PROTESTO CONTRA REGIME FUNDACIONAL GANHA VÁRIAS VOZES

Estudantes manifestam-se contra a mudança da Universidade de Coimbra a Fundação. São transmitidas as ideias também em debate. Por Daniela Pinto

A Faculdade de Letras da Universidade de Coimbra (FLUC) foi palco das vozes dos participantes da manifestação, promovida pela Plataforma Anti-Fundação, no dia 1 de março de 2017, com início pelas 14 horas, acompanhada por música criada pelos participantes. O evento realiza-se com o intuito de “tornar mais amplo o debate da Universidade e do Regime Fundacional”, esclarece Pedro Henrique, participante, que esclarece que na assembleia Anti-Fundação, vai ser debatida “a retomada dos trabalhos”.

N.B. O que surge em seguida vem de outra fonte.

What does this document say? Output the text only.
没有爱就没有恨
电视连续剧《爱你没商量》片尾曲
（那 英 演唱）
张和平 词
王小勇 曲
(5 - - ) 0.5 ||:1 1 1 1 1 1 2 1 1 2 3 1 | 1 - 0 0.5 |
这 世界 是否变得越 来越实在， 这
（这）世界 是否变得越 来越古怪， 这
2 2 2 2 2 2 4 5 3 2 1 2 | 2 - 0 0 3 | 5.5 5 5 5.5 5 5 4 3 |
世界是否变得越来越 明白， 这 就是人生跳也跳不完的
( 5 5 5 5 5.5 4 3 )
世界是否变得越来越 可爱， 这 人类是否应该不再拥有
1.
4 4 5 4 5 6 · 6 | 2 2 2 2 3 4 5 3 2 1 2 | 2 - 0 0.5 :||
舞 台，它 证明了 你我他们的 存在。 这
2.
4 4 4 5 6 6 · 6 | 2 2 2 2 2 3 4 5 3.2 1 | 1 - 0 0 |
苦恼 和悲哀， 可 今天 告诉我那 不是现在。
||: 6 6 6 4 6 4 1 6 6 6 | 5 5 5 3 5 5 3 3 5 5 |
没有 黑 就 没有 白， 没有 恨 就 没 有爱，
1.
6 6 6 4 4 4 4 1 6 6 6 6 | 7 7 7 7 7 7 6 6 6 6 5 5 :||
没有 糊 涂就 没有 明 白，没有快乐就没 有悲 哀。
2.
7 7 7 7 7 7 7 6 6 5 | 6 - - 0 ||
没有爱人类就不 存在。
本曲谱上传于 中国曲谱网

A Plataforma surgiu após “o fim da primeira concentração” contra a Fundação, no qual participaram “o Conselho de Republicas e outros órgãos independentes”. “Nasceu uma assembleia e, esta manifestação, faz parte desse trabalho continuo”, explica Pedro Henriques. O participante afirma ainda que acredita que “é muito cedo para falar, mas a amplitude do debate já se expandiu”, no que diz respeito à adesão e conhecimento em geral por parte dos estudantes da UC.

Fábio Nóbrega, estudante na FLUC, sublinha que “vai ser um processo no modo como se pagam as propinas”. O aluno considera-se “contra o Regime Fundacional”, pois não quer ver as suas escolhas “condicionadas por outras pessoas”, acrescenta.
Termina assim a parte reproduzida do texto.